Surely the honourable lord didn't just lie?

There was a curious moment yesterday in the House of Lords when a peer apologised for ‘unintentionally’ suggested the DVLA committed breaches of data protection laws.

It all started on Friday when the Conservative peer Lord Selson arose to bemoan ‘badly behaved’ British families going off to the Alps in 4x4 on skiing trips throwing rubbish from their windows. He told the House:

‘There are the ones I’ve followed occasionally and, for a bit of fun, I’ve just taken note of their number and occasionally managed – because I have friends with the DVLA – to find their telephone and I give them a ring.
‘I just say “I’m sorry, I happen to be involved in the political world a bit and it was noticed that at a particular point you did this”.’

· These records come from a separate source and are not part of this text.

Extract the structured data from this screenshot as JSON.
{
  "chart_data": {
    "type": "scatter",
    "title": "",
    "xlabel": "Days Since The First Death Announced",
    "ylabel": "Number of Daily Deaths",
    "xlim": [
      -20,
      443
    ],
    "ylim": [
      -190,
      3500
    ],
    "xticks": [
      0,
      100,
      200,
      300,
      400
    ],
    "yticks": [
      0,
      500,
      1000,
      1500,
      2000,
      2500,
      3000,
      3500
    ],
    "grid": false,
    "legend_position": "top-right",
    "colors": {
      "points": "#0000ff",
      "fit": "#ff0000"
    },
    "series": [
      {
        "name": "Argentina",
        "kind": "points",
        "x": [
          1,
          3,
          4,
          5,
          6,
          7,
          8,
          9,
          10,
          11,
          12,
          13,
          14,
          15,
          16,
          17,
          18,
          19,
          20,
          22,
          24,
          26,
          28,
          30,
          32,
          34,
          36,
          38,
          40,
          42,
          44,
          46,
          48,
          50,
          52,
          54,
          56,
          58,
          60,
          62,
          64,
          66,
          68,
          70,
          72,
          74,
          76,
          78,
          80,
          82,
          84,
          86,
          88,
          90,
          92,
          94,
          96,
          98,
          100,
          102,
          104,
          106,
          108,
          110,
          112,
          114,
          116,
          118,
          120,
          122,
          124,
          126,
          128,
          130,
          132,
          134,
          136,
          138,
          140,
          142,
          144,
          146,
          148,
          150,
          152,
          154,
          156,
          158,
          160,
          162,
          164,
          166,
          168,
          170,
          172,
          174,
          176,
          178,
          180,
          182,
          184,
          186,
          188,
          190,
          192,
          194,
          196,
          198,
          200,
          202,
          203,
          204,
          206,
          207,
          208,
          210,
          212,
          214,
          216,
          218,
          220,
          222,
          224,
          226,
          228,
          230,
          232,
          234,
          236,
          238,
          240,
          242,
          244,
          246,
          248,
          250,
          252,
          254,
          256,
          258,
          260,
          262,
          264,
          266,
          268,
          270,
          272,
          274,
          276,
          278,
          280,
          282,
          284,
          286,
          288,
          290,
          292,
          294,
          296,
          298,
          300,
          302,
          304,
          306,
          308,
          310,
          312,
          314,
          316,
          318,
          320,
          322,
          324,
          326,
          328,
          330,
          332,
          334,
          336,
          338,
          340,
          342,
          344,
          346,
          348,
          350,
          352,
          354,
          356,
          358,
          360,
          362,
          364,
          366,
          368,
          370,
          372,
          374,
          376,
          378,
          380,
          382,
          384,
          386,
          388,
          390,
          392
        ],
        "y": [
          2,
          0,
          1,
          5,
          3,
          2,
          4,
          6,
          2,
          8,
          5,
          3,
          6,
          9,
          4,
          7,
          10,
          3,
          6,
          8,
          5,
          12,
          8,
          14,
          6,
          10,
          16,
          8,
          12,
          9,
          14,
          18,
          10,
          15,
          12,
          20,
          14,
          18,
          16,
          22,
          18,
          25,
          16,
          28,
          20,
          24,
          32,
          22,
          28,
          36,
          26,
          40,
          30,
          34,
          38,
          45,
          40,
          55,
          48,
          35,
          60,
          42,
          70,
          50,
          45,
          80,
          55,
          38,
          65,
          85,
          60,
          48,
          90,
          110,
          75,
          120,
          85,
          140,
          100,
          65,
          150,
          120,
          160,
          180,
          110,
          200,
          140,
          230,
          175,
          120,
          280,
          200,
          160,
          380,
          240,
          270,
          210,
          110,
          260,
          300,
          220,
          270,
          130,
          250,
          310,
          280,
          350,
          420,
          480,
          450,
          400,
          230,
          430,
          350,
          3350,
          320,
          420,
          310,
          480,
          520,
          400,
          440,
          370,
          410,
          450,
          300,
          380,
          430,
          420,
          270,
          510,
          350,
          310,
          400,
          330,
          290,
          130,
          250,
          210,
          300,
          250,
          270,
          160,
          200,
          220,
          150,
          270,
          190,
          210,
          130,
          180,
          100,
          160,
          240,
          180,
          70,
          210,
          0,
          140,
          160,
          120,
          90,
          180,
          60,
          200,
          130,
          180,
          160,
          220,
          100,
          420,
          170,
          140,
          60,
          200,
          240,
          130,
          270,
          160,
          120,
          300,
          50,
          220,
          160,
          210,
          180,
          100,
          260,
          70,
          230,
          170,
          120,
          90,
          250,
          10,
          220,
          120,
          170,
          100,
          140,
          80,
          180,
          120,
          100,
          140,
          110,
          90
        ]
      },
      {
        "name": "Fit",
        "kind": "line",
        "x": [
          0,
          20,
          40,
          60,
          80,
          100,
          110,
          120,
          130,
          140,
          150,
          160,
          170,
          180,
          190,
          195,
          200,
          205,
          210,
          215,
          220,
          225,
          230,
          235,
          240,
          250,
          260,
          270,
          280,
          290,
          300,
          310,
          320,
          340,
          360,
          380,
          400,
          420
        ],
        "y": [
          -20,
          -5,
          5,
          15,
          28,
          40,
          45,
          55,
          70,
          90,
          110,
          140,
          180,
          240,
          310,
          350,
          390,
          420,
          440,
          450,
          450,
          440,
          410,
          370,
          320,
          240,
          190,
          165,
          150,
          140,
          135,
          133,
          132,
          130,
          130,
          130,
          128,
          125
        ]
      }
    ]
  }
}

So rather extraordinarily, the noble lord has claimed he trails people, gets their numberplates, calls his mates at the DVLA who promptly hand over personal details just so he can make pestering, menacing calls to the no doubt unpleasant people who fling litter from their windows.

Understandably, the DVLA was a bit concerned it had been linked to such illegal activity so it wrote to Lord Selson ‘to ask for further information’. A spokeswoman added; ‘Depending on his reply, we will then decide on whether or not it is necessary to conduct a full investigation.’

But, now there is no need, because the honourable lord had made it all up. Yesterday, he made this ‘clarification’:

‘In my speech on the second reading of the Littering from Vehicles Bill on Friday, I unintentionally suggested that I might have been provided with the personal data of motorists by the DVLA.
‘I would like to confirm that I have not at any time asked for, or been given from the DVLA, any information which is not in the public domain.
‘In particular, I have not been given names of keepers of vehicles. I much regret that my speech, made without text or notes, should have given rise to press speculation to the contrary and I would like to apologise to the House.’

He noticeably didn’t say he lied, as that would be unparliamentary behaviour, only that they were ‘unintentional’. But obviously someone is lying. Either the lord, in a fit of vanity, shabbily made it all up to boost his ego, or the DVLA has got away with pretty wretched illegality. My money is on the former.